Les âges approximatifs des poussées de croissance varient d'un pays à l'autre, et même au sein de son propre pays. Un de ces sites rappelle néanmoins que ces âges peuvent varier en fonction des bébés. Tous les sites fiables s'entendent tout de même sur ceci : nul besoin de complémenter le bébé, il ira satisfaire ses besoins au sein, il n'est pas en déficit alimentaire inquiétant. Sur le site de Dr. Jack Newman, pédiatre canadien, spécialiste en allaitement et consultant en lactation certifié, on va même à dire que le bébé allie besoins nutritionnels supplémentaires et périodes de développement neurologique importants. Ainsi, on peut s'attendre à ce que le bébé soit scotché à sa mère à cause de la demande accrue en lait maternel et en réconfort pour favoriser l'adaptation de son développement neurologique.

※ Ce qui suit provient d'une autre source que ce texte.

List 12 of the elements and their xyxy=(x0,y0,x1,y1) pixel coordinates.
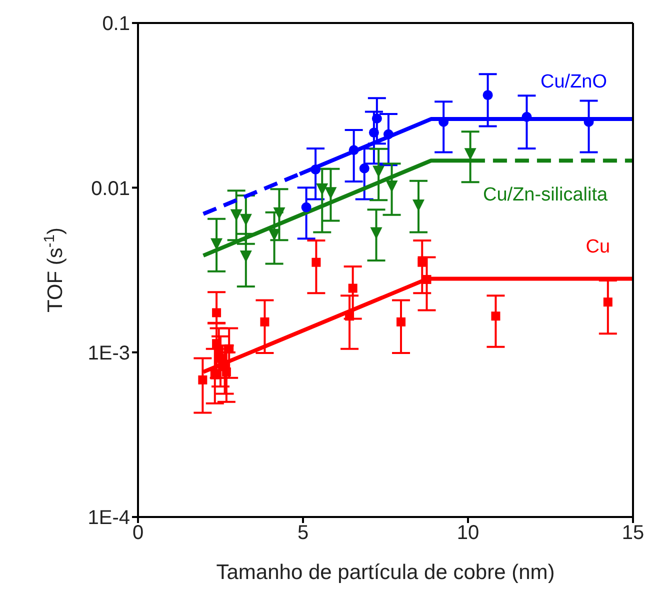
text: Cu xyxy=(586,236,610,258)
y-tick-label: 1E-4 xyxy=(88,507,130,530)
y-tick-label: 1E-3 xyxy=(88,342,130,364)
x-tick-label: 10 xyxy=(456,522,480,544)
x-axis-title: Tamanho de partícula de cobre (nm) xyxy=(216,561,555,584)
x-tick-label: 0 xyxy=(132,522,144,544)
x-tick-label: 15 xyxy=(622,522,644,544)
x-tick-label: 5 xyxy=(297,522,309,544)
y-tick-label: 0.1 xyxy=(102,13,130,36)
y-tick-label: 0.01 xyxy=(91,178,130,200)
series-label: Cu/ZnO xyxy=(540,71,608,92)
series-label: Cu/Zn-silicalita xyxy=(483,184,608,206)
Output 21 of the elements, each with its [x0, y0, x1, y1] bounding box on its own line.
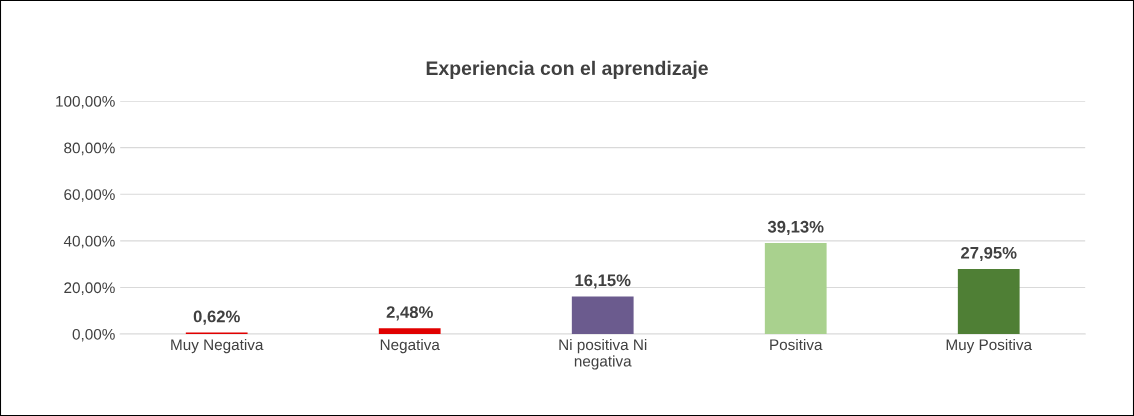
data-label: 0,62% [193, 310, 240, 325]
bar [764, 242, 827, 335]
data-label: 2,48% [386, 306, 433, 321]
data-label: 16,15% [575, 274, 631, 289]
y-tick-label: 60,00% [64, 189, 115, 202]
x-tick-label: Muy Negativa [171, 338, 264, 354]
x-tick-label: Negativa [380, 338, 440, 354]
y-tick-label: 20,00% [64, 282, 115, 295]
data-label: 39,13% [767, 220, 824, 236]
x-tick-label: Muy Positiva [946, 338, 1033, 354]
y-tick-label: 0,00% [72, 328, 115, 342]
y-tick-label: 100,00% [56, 95, 115, 109]
chart-title: Experiencia con el aprendizaje [426, 60, 708, 79]
bar [957, 268, 1020, 335]
bar [378, 328, 441, 335]
x-tick-label: Ni positiva Ni negativa [559, 338, 647, 370]
x-tick-label: Positiva [770, 338, 823, 351]
y-tick-label: 80,00% [64, 142, 115, 156]
bar [571, 296, 634, 335]
data-label: 27,95% [961, 246, 1017, 262]
y-tick-label: 40,00% [63, 235, 115, 249]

Encore sur le site de Jack Newman, aucune mention à propos des âges auxquels on peut s'attendre à ce que le bébé « pousse ». Ce doit être parce que dans l'optique du Dr. Newman, chaque bébé est unique et ces repères ne doivent être considérés que comme des repères, et non des indicateurs de bonne santé.

Selon Ingrid Bayot, sage-femme belge, les poussées de croissance seraient plus adéquatement nommées « pics de développement », faisant référence aux périodes de développement neurologique important. Le bébé encoderait des compétences très exigeantes au niveau moteur, cognitif ou social, et aurait une inclinaison à devenir plus crampon à ces moments- là. Malgré les tétées plus fréquentes, le bébé n'engloutirait pas une quantité de lait particulièrement supérieure. Le corps de la maman s'adapterait aux besoins du bébé mais sans
faire une « commande » de lait plus élevée.

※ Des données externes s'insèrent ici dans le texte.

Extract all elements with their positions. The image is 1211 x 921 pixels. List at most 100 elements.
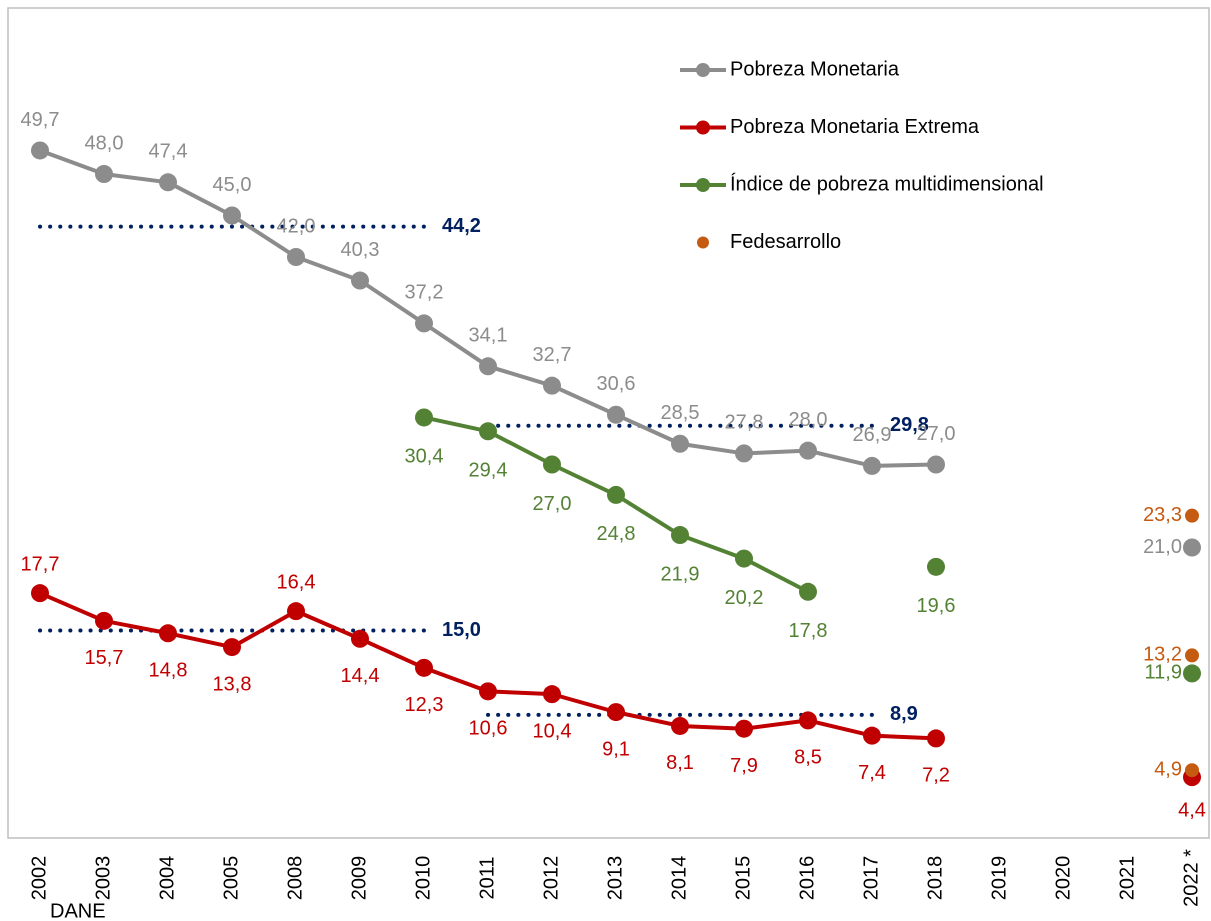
value-label: 37,2 <box>405 282 444 304</box>
x-tick-label: 2020 <box>1052 856 1074 901</box>
x-tick-label: 2016 <box>796 856 818 901</box>
x-tick-label: 2008 <box>284 856 306 901</box>
marker <box>735 549 753 568</box>
legend-label: Pobreza Monetaria <box>730 58 900 80</box>
x-tick-label: 2018 <box>924 856 946 901</box>
x-tick-label: 2003 <box>92 856 114 901</box>
value-label: 7,2 <box>922 765 950 787</box>
value-label: 7,4 <box>858 762 886 784</box>
value-label: 20,2 <box>725 587 764 609</box>
x-tick-label: 2017 <box>860 856 882 901</box>
value-label: 14,4 <box>341 665 380 687</box>
legend-label: Índice de pobreza multidimensional <box>730 172 1044 195</box>
value-label: 4,4 <box>1178 799 1206 821</box>
reference-label: 29,8 <box>890 414 929 436</box>
marker <box>159 173 177 192</box>
marker <box>415 408 433 427</box>
value-label: 27,8 <box>725 412 764 434</box>
x-tick-label: 2019 <box>988 856 1010 901</box>
marker <box>1183 538 1201 557</box>
marker <box>607 405 625 424</box>
value-label: 19,6 <box>917 595 956 617</box>
marker <box>159 624 177 643</box>
marker <box>95 611 113 630</box>
marker <box>671 716 689 735</box>
marker <box>607 485 625 504</box>
value-label: 13,8 <box>213 673 252 695</box>
x-tick-label: 2022 * <box>1180 849 1202 907</box>
value-label: 16,4 <box>277 571 316 593</box>
fedesarrollo-marker <box>1185 763 1199 778</box>
marker <box>479 682 497 701</box>
marker <box>95 165 113 183</box>
legend-label: Fedesarrollo <box>730 231 841 253</box>
value-label: 45,0 <box>213 174 252 196</box>
marker <box>799 582 817 601</box>
x-tick-label: 2013 <box>604 856 626 901</box>
legend-marker <box>696 178 710 192</box>
value-label: 4,9 <box>1154 758 1182 780</box>
x-tick-label: 2002 <box>28 856 50 901</box>
x-tick-label: 2005 <box>220 856 242 901</box>
fedesarrollo-marker <box>1185 648 1199 663</box>
value-label: 11,9 <box>1145 662 1182 684</box>
value-label: 32,7 <box>533 344 572 366</box>
x-tick-label: 2012 <box>540 856 562 901</box>
marker <box>863 456 881 475</box>
x-tick-label: 2015 <box>732 856 754 901</box>
x-tick-label: 2010 <box>412 856 434 901</box>
marker <box>927 729 945 748</box>
value-label: 49,7 <box>21 109 60 131</box>
x-tick-label: 2009 <box>348 856 370 901</box>
marker <box>799 441 817 460</box>
x-tick-label: 2004 <box>156 856 178 901</box>
value-label: 47,4 <box>149 141 188 163</box>
reference-label: 44,2 <box>442 215 481 237</box>
value-label: 28,5 <box>661 402 700 424</box>
marker <box>479 357 497 376</box>
value-label: 27,0 <box>917 423 956 445</box>
reference-label: 15,0 <box>442 619 481 641</box>
marker <box>543 685 561 704</box>
marker <box>479 422 497 441</box>
reference-label: 8,9 <box>890 703 918 725</box>
marker <box>735 719 753 738</box>
marker <box>543 376 561 395</box>
marker <box>927 455 945 474</box>
marker <box>543 455 561 474</box>
value-label: 15,7 <box>85 647 124 669</box>
marker <box>223 206 241 225</box>
value-label: 8,5 <box>794 747 822 769</box>
legend-marker <box>696 120 710 135</box>
marker <box>607 703 625 722</box>
value-label: 24,8 <box>597 523 636 545</box>
marker <box>735 444 753 463</box>
value-label: 48,0 <box>85 132 124 154</box>
x-tick-label: 2014 <box>668 856 690 901</box>
value-label: 29,4 <box>469 460 508 482</box>
value-label: 23,3 <box>1143 504 1182 526</box>
legend-marker <box>696 63 710 77</box>
value-label: 7,9 <box>730 755 758 777</box>
value-label: 21,0 <box>1143 536 1182 558</box>
marker <box>863 726 881 745</box>
marker <box>287 602 305 621</box>
value-label: 10,6 <box>469 718 508 740</box>
value-label: 30,6 <box>597 373 636 395</box>
value-label: 27,0 <box>533 493 572 515</box>
value-label: 17,7 <box>21 553 60 575</box>
value-label: 40,3 <box>341 239 380 261</box>
marker <box>351 629 369 648</box>
marker <box>223 638 241 657</box>
value-label: 9,1 <box>602 738 630 760</box>
legend-marker <box>697 236 709 249</box>
value-label: 12,3 <box>405 694 444 716</box>
value-label: 30,4 <box>405 446 444 468</box>
marker <box>927 557 945 576</box>
plot-border <box>7 7 1210 839</box>
source: DANE <box>50 900 106 921</box>
marker <box>31 584 49 603</box>
x-tick-label: 2011 <box>476 856 498 899</box>
legend-label: Pobreza Monetaria Extrema <box>730 116 980 138</box>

Celle-ci fait aussi la réflexion suivante : dans notre société, notre perception du bébé est celle d'un estomac. Aussitôt plein, le bébé s'endort; sitôt vide, il s'éveille. Il faut donc le nourrir car il s'est éveillé de faim.S'il s'endort rapidement au sein, c'est qu'il n'avait qu'une petite faim. Or, il n'en est rien; le bébé humain est un petit être immature au niveau neurologique, et c'est un cerveau en développement constant. En sortant de son environnement utérin, il doit s'adapter à un autre environnement et son repère, c'est sa mère. Lors de moments plus intenses – visites, changements dans son environnement, retour au travail, pics de développement neurologique – il est à parier qu'il cherchera plus activement sa mère, qui est sa source de réconfort. En
outre, si les tétées sont plus fréquentes, c'est qu'il recherche peut-être plus de sécurité car son environnement et/ou son être est en évolution. Le changement est une source d'anxiété pour beaucoup de gens, et les bébés y sont particulièrement sensibles. Il est donc à dire que les poussées de croissance sont un moment où bébé se sent plus vulnérable, et non que l'alimentation du bébé est insuffisante pour ses besoins.

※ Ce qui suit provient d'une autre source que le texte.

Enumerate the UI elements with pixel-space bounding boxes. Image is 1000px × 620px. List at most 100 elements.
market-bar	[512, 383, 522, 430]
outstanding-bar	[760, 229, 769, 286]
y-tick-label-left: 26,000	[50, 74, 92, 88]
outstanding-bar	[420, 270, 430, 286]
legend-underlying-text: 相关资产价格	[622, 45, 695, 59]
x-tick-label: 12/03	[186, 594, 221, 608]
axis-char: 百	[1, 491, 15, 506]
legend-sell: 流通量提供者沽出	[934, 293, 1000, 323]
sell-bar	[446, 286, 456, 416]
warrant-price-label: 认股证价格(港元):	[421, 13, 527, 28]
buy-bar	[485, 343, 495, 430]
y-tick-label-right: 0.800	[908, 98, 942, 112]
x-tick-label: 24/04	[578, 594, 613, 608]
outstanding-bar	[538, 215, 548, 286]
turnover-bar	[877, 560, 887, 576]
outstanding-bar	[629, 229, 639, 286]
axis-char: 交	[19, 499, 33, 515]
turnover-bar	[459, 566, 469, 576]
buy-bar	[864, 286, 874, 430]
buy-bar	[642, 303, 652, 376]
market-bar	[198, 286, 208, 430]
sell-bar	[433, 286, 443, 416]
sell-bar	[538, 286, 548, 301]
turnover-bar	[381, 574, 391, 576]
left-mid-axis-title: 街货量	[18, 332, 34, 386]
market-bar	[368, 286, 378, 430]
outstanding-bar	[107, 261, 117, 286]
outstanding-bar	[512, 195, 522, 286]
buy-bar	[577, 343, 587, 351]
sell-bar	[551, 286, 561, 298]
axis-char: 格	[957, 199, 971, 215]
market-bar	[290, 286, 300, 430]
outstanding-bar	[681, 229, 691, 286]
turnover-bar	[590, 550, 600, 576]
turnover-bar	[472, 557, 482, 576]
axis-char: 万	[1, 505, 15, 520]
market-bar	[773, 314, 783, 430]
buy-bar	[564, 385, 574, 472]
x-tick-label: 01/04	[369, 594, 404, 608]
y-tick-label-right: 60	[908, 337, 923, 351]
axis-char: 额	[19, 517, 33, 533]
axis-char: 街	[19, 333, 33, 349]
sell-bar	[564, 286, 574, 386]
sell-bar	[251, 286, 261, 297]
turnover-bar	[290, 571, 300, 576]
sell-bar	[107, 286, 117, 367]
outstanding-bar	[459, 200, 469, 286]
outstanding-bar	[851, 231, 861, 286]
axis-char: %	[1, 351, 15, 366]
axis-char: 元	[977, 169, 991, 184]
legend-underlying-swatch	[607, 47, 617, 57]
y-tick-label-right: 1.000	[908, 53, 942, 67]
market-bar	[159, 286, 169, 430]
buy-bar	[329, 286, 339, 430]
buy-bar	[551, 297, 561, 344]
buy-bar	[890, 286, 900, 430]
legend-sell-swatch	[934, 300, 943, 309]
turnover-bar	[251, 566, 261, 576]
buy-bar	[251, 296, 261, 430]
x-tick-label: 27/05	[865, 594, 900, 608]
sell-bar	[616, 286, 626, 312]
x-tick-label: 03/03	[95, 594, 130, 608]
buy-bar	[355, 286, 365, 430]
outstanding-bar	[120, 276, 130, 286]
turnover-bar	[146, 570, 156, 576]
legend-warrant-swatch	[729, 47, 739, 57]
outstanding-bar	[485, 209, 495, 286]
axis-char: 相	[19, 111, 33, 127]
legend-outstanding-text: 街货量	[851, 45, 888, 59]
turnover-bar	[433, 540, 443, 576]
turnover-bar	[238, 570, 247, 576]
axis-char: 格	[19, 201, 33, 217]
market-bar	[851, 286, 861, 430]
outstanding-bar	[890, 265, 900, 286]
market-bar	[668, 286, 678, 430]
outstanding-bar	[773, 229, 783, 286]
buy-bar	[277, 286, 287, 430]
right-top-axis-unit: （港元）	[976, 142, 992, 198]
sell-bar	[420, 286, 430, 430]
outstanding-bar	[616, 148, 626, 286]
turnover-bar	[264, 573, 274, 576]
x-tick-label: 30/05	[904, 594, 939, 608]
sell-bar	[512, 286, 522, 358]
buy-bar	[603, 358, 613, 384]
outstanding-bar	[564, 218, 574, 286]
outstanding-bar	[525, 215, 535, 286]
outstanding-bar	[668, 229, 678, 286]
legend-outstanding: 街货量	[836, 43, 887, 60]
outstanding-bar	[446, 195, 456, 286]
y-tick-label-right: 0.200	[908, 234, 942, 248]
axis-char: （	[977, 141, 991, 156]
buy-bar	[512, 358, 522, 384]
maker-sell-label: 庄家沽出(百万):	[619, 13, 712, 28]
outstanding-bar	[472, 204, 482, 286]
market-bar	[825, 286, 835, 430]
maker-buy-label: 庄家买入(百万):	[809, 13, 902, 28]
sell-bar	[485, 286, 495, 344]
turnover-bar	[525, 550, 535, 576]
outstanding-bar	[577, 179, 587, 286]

Pensez à un changement de vos habitudes de travail; votre département change désormais la politique quant à un ficher X ou alors on change les ordinateurs du bureau pour de nouveaux modèles, plus performants. Face à cette situation, il est possible que vous régressiez, que vous demandiez de l'aide de votre technicien plus souvent, le temps de l'adaptation. Ensuite, vous serez plus performants encore car vous aurez deux outils de travail dans votre coffre à outils.

Pour ma part, je préfère penser à ces « périodes crampon » comme un honneur à notre cerveau en ébullition. La définition du bébé comme estomac est à mon avis plus réductrice et pas toujours conséquente à la réalité que vivent les bébés. Ça trompe aussi notre instinct humain de s'occuper des autres quand ils sont dans le besoin, qu'ils soient bébé ou adulte ou aîné. Lorsque nos amis vivent des moments difficiles, on n'a pas le réflexe de leur sortir une barre tendre et souhaiter qu'ils s'en sortent. On passe plus de temps avec eux, à l'affût de leurs demandes et de ce qu'ils vivent. Pour le bébé allaité, le sein est le réconfort absolu – un endroit où le bébé retrouve ses repères utérins, l'odeur de sa mère, le battement du cœur, l'attention, la proximité. Au fond, pour paraphraser Jack Newman, « l'allaitement, ce n'est pas que du lait ». C'est une relation complexe qui se développe autour d'un repas.

Marie-Ève Sturrock

Coordonnatrice et marraine d'allaitement à Lactéa et accompagnante à la naissance.